Bösendorfer is an Austrian piano manufacturer and, since 2008, a wholly owned subsidiary of Yamaha Corporation. Bösendorfer is unusual in that it produces 97– and 92-key models in addition to instruments with standard 88-key keyboards, and in its use of three-strings-per-hammer model of construction.
Bösendorfer, one of the oldest piano manufacturers, was established in 1828 by Ignaz Bösendorfer.It has a history of producing highly respected instruments; in 1830, it was granted the status of official piano maker to the Emperor of Austria. Ignaz’s son Ludwig Bösendorfer assumed control in 1859, operating from new premises from 1860. Between 1872 and its closure in 1913, the associated Bösendorfer-Saal was one of the premier concert halls of Vienna. In 1909, Carl Hutterstrasser purchased the company and was succeeded by his sons Alexander and Wolfgang in 1931.
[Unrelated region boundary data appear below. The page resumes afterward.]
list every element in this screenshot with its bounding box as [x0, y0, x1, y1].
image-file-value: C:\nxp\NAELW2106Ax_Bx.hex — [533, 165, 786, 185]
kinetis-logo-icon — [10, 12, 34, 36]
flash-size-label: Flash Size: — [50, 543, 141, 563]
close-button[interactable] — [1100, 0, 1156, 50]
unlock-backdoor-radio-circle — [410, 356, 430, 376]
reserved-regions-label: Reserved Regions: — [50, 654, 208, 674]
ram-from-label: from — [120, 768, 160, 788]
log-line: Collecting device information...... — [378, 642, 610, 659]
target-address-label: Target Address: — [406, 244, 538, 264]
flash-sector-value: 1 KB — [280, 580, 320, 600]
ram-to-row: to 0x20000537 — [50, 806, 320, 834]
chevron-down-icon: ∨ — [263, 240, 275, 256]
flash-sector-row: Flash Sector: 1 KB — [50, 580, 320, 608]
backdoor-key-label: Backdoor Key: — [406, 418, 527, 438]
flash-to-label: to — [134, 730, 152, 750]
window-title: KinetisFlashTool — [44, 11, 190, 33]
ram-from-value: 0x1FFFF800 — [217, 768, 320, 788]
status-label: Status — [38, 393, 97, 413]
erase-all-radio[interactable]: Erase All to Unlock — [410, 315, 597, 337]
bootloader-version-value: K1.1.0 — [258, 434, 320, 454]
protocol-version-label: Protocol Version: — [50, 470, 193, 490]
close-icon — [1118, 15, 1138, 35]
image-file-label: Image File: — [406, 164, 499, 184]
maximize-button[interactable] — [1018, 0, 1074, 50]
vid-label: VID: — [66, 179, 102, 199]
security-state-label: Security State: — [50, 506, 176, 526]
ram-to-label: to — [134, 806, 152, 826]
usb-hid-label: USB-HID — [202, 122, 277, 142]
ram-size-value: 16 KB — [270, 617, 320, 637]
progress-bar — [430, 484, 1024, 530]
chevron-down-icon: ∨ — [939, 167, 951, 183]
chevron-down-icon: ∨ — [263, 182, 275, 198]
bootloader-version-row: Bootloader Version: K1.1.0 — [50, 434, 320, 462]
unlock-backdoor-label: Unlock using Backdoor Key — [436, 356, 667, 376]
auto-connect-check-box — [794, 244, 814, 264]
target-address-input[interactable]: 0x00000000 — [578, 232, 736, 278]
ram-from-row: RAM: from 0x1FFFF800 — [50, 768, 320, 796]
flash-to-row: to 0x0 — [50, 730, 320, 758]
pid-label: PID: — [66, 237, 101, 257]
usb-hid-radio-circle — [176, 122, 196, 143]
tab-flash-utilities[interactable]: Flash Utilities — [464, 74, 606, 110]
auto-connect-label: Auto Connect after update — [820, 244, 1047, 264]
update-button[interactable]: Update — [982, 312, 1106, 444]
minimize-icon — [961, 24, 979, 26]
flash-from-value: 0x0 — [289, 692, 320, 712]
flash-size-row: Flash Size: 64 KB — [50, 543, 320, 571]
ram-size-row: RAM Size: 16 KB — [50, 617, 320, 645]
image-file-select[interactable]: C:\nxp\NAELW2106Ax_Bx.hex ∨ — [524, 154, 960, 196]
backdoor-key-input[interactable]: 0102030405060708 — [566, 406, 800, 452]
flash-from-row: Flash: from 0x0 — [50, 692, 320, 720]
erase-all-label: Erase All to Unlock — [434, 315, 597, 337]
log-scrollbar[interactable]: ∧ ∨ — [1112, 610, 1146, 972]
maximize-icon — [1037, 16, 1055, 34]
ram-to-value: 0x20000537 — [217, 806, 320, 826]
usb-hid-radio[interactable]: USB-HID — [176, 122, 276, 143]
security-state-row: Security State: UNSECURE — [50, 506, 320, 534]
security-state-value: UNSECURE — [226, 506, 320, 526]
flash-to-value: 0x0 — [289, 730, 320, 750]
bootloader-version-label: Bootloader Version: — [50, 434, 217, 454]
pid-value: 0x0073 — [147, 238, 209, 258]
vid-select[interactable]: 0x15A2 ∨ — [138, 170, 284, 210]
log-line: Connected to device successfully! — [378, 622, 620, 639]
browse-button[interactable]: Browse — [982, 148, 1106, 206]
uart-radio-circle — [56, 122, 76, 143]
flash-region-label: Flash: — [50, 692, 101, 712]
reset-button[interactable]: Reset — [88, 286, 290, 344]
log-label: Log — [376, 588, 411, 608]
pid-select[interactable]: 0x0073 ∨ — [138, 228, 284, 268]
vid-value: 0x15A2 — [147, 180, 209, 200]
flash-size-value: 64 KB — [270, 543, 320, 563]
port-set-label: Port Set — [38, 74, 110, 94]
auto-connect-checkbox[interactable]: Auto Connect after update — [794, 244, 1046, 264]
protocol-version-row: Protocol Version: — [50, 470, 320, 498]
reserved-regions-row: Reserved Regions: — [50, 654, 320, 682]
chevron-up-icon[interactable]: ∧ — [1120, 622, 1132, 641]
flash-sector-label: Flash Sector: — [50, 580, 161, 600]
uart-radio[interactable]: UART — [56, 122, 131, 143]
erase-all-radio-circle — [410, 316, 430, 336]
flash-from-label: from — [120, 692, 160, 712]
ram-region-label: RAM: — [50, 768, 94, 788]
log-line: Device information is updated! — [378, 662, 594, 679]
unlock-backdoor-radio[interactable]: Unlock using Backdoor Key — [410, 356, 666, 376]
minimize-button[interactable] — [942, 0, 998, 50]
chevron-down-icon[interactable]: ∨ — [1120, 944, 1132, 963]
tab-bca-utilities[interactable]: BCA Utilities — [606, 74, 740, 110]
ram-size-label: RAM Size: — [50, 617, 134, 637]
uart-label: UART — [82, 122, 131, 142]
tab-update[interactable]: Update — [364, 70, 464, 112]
In 1966, the Jasper Corporation (later renamed Kimball International), parent company of Kimball Pianos, assumed control of Bösendorfer, where it remained before returning to Austrian hands, when the BAWAG PSK Gruppe purchased it in 2002. BAWAG signed an agreement to sell all stock in Bösendorfer to Yamaha on 20 December 2007.
Bösendorfer pioneered the extension of the typical 88-key keyboard, creating the Imperial Grand (Model 290), which has 97 keys (eight octaves). The Bösendorfer sound is usually described as darker or richer than the purer but less full-bodied sound of other pianos, such as Steinway & Sons or Yamaha.
Bösendorfer has produced a number of specially designed pianos named after famous composers such as Franz Schubert, Frédéric Chopin and Franz Liszt, as well as pianos designed for special occasions, such as Bösendorfer’s 170th and 175th anniversaries.